Un article de Wikipédia, l'encyclopédie libre.
Aller à : navigation, rechercher
Effet miroir
Publication
Auteur Isaac Asimov
Titre d'origine Mirror Image
Langue Anglais américain
Parution
Traduction française
Parution
française
1976
Intrigue
Genre Science-fiction

Effet miroir (titre original : Mirror Image) est une nouvelle d'Isaac Asimov publiée pour la première fois en dans Analog Science Fiction and Fact. Elle est disponible en France dans les recueils de nouvelles Espace vital et Nous les robots.

Résumé[modifier | modifier le code]

R. Daneel Olivaw, l'androïde spacien, rend une visite impromptue à Elijah Baley, le détective terrien.

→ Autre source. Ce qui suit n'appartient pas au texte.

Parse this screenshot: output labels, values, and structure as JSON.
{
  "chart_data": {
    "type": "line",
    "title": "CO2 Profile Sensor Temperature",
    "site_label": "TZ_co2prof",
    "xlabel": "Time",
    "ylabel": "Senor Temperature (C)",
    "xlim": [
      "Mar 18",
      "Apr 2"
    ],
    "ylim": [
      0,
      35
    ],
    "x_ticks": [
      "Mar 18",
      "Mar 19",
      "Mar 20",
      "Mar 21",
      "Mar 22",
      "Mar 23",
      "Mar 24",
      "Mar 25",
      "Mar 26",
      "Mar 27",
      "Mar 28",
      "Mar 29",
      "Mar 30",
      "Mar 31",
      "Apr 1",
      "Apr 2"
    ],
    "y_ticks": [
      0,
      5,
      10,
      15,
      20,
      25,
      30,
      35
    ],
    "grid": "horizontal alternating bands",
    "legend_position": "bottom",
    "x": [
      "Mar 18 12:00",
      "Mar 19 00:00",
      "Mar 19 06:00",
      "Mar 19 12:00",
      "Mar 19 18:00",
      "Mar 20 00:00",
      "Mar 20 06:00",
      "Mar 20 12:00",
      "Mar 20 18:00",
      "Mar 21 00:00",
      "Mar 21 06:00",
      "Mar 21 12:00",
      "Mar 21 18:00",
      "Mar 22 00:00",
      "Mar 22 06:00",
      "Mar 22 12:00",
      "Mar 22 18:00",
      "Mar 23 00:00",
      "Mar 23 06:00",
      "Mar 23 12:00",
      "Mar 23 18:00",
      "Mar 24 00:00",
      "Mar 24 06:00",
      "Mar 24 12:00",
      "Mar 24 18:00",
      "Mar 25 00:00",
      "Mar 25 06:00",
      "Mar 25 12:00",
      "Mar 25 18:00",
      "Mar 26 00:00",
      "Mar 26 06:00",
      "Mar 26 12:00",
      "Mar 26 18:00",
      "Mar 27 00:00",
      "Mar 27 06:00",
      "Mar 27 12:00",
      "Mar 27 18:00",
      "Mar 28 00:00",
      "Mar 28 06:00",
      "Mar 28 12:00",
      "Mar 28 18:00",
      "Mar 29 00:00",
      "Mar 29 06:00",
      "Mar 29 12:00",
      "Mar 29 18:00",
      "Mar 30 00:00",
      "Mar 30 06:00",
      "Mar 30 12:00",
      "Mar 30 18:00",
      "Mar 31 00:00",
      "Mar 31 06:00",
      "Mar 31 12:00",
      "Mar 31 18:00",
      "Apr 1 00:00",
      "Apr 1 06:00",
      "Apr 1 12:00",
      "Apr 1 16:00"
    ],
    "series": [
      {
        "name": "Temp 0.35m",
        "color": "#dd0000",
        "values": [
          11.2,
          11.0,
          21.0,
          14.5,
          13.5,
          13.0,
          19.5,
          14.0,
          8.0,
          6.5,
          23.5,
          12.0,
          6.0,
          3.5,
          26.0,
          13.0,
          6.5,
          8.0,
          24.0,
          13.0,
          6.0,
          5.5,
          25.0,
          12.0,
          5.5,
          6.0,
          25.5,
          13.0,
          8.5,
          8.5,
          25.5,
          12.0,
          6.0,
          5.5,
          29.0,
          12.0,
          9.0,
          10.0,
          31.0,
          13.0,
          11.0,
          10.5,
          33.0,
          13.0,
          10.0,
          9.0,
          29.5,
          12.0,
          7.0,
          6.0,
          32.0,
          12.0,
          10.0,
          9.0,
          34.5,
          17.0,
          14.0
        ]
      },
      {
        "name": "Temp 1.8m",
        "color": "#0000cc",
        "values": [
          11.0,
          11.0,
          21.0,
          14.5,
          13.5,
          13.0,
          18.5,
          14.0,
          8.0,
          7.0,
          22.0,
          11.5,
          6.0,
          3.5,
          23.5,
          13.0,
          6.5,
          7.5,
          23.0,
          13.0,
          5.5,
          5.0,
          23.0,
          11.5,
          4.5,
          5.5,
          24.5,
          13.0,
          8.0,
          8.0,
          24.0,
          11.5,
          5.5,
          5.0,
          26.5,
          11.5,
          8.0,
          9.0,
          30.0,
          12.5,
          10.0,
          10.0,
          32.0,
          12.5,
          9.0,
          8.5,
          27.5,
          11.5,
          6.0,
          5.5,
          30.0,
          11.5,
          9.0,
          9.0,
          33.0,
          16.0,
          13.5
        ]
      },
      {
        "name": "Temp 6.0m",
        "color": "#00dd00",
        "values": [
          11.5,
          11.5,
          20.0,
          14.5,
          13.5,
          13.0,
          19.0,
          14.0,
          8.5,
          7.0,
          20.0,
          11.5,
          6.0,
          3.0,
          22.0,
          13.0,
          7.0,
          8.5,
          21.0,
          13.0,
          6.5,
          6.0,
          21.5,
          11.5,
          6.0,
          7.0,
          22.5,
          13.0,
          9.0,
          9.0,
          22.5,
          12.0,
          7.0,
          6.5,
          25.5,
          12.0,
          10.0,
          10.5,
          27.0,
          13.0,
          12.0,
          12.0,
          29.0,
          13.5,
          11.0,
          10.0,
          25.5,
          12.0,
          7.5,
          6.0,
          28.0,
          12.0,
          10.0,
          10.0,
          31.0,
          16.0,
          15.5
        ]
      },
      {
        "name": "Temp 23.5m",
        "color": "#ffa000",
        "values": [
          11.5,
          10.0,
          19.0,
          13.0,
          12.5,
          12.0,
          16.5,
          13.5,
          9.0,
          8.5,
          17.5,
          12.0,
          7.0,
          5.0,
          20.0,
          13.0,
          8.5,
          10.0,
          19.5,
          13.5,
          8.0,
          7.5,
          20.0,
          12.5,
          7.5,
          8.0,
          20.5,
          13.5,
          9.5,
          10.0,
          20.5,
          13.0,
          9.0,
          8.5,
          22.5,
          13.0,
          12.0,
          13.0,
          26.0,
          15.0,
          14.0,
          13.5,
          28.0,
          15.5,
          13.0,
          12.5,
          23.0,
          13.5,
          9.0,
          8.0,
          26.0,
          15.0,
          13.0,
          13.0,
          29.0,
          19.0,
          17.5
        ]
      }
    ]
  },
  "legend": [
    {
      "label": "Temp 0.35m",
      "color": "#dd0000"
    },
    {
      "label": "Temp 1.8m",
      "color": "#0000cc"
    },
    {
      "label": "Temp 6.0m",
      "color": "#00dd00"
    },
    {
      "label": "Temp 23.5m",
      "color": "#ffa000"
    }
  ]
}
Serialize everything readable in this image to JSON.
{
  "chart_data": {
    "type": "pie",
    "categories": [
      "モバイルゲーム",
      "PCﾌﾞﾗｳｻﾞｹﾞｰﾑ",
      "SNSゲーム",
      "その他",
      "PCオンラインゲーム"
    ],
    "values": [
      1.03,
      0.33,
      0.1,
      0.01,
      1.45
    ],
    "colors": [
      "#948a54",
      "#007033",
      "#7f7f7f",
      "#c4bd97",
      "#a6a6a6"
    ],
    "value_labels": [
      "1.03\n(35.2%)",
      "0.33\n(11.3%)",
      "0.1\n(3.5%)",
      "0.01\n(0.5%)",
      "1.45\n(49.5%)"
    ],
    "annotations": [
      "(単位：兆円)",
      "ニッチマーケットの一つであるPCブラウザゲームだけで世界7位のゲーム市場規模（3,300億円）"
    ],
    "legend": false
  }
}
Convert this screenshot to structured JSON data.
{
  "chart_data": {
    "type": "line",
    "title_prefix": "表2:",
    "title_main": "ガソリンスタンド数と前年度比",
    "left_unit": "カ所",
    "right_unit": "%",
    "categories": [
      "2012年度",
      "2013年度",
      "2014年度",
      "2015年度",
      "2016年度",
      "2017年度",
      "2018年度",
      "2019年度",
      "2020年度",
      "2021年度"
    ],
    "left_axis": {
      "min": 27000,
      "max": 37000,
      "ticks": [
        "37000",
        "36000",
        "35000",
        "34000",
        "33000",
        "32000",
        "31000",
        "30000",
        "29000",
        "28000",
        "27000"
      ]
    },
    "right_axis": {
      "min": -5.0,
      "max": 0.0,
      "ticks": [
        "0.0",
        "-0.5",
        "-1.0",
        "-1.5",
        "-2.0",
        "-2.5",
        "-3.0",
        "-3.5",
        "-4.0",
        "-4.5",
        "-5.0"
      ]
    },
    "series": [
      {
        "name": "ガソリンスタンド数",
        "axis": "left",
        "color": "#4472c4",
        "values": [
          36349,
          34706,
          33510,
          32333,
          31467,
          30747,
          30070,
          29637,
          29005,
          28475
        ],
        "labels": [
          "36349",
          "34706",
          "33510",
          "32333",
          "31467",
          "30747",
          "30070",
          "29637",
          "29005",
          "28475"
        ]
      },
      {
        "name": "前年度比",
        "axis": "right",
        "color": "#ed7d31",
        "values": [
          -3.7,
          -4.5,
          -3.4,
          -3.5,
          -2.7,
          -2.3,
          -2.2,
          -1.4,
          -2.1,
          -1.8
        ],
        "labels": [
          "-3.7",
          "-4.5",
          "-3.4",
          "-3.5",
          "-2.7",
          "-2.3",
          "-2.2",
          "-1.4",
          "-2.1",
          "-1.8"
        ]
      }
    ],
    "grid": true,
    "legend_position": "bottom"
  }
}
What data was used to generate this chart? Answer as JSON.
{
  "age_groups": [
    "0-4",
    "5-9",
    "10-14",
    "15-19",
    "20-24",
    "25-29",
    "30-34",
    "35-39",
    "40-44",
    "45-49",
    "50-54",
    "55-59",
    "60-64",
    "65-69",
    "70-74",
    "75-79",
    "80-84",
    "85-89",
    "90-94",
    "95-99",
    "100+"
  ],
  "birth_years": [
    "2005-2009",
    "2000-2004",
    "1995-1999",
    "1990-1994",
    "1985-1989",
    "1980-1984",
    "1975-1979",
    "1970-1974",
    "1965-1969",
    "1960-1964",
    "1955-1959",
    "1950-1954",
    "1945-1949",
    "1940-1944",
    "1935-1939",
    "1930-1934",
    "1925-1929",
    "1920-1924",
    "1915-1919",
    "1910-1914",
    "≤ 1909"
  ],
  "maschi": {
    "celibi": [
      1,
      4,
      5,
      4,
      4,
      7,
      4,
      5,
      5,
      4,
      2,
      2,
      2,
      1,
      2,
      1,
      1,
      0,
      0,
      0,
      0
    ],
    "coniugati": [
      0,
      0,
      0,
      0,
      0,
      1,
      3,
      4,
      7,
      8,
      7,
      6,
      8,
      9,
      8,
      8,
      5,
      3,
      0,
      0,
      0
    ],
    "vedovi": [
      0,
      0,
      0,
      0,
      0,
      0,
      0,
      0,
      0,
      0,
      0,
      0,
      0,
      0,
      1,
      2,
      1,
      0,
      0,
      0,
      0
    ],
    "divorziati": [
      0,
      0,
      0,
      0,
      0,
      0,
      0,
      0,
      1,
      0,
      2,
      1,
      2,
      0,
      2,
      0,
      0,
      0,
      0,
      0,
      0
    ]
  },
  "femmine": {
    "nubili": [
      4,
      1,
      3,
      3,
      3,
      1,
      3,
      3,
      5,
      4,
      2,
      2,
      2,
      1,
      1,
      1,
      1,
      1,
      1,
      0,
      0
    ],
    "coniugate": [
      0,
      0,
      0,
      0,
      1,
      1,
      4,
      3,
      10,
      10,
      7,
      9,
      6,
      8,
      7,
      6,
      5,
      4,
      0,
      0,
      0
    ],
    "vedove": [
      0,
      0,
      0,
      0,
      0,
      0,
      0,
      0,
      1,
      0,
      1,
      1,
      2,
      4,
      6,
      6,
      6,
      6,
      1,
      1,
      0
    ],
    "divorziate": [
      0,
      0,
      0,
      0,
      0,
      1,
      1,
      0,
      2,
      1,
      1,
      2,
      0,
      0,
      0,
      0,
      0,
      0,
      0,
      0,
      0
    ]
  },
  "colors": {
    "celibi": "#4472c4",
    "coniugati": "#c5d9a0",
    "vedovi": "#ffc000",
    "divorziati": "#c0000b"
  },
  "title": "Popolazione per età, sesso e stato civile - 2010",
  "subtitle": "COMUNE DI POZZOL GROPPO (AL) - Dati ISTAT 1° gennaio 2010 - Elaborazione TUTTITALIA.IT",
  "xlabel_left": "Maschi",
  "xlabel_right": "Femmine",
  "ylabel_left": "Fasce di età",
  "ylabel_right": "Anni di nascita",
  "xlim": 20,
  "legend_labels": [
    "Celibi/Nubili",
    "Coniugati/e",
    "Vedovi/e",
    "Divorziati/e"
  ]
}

Il lui explique qu'un navire est en orbite et qu'on y a besoin de lui pour résoudre une querelle en propriété intellectuelle : le vieil Alfred Barr Humboldt et le jeune Gennao Sabbat, en route pour un congrès de neurobiophysique, affirment tous deux avoir pensé le premier à une théorie capitale, s'en être ouvert à l'autre à bord du navire, et avoir vu ce dernier voler l'idée. Face à cet effet miroir, R. Daneel a suggéré de faire un détour par la Terre pour consulter Baley.

L'enquête s'annonce difficile car les deux savants refusent d'être interrogés par un Terrien. Baley se rabat sur leurs robots domestiques, quasiment identiques et chacun loyal à son maître. Il commence par celui de Sabbat et lui fait valoir que Humboldt souffrirait terriblement d'une accusation qui entacherait sa longue carrière, alors que Sabbat a tout le temps de se racheter. Le robot acquiesce et accuse alors Sabbat. R. Daneel pense l'affaire résolue.

Baley insiste cependant pour interroger l'autre robot. Il lui fait valoir que le legs scientifique de Humboldt lui vaudrait le pardon, mais que, si Sabbat est condamné, cela condamne du même coup tous les progrès qu'il pourrait amener à l'humanité. Le robot plonge alors en état de gel mental, incapable de choisir entre cette perspective et, selon Baley, un ordre direct de mentir. Apprenant cela, Humboldt avoue le vol et le mensonge.

R. Daneel tout en félicitant Baley, remarque que l'autre robot aurait très bien pu craquer à l'idée de trahir un innocent. Baley explique que cela ne changeait rien, car il avait déjà une bonne idée du coupable — Humboldt, vieux génie finissant, tenté de finir en beauté aux dépens du jeune Sabbat venu quêter l'approbation de son aîné. L'important était donc de lui « mettre la pression », ce que Baley pouvait aussi bien accomplir dans les deux éventualités.